Here are the first few layers
The Merge (Addition) takes the sequential convolutions Convolution_1 & Convolution_2 and Convolution_1 as inputs - the Convolution_1 connection being the skip connection - to make a Residual Block.
Question The skip connection provides the “gradient highway” that mitigates the vanishing gradient problem. I have read that it makes sense for this to be an identity connection initially, so that gradients propagate to the deepest levels without major obstructions from the beginning, but as training progresses, the balance between the architected flow through additional layers and the gradient highway should shift.

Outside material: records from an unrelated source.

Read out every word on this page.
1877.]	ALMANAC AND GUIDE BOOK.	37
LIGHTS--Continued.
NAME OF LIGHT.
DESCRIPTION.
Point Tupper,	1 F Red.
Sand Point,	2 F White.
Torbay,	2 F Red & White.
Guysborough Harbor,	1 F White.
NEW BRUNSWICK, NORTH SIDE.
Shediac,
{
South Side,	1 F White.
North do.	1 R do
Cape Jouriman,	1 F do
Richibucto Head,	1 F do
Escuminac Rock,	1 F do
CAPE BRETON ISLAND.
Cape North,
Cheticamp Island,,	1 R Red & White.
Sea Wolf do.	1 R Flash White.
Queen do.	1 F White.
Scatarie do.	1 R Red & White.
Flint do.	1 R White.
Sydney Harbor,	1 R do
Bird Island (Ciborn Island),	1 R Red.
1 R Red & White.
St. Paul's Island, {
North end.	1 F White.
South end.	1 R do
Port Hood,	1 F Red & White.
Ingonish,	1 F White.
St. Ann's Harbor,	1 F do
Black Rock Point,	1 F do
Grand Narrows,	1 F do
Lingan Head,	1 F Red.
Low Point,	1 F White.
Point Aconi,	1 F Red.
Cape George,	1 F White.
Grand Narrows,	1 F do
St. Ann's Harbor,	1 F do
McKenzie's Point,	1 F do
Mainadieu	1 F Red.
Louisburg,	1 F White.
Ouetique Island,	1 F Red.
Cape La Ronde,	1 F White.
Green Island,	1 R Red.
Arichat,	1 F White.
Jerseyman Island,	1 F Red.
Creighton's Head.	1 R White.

This can be done by applying a simple weight matrix on the skip connection.
How would this be done best in perceptilabs? via single dense layer? If Convolution_1 is 32 x 32 x 64, how many neurons does the dense require? 1024 or 64k? Or is it MUCH more efficient to use a convolution - which seems to defeat the point of the skip connection (though the most efficient choice of a a genuinely 1x1 convolution could be useful - but how would that be specified?)
And finally, the residual block illustrated in the blog has a ReLU after the pointwise addition of the Merge; I don’t see that feature in the Textile mode - activation is available on Dense, Convolution, etc. but not on Merge.
Is it that the ReLU after Merge is unnecessary since it has been applied on both the preceding Convolutions that are inputs to that Merge? Are there circumstances in which a subsequent ReLU is necessary - and how then would that be done in perceptilabs (without adding the unnecessary computational overhead or variable weights of a layer type that includes activation functions)?
Finally - are there any options (existing or planned) to specify initial default weights (random - choice of distribution, 1st, 2nd moments, etc.; uniform, constant…)?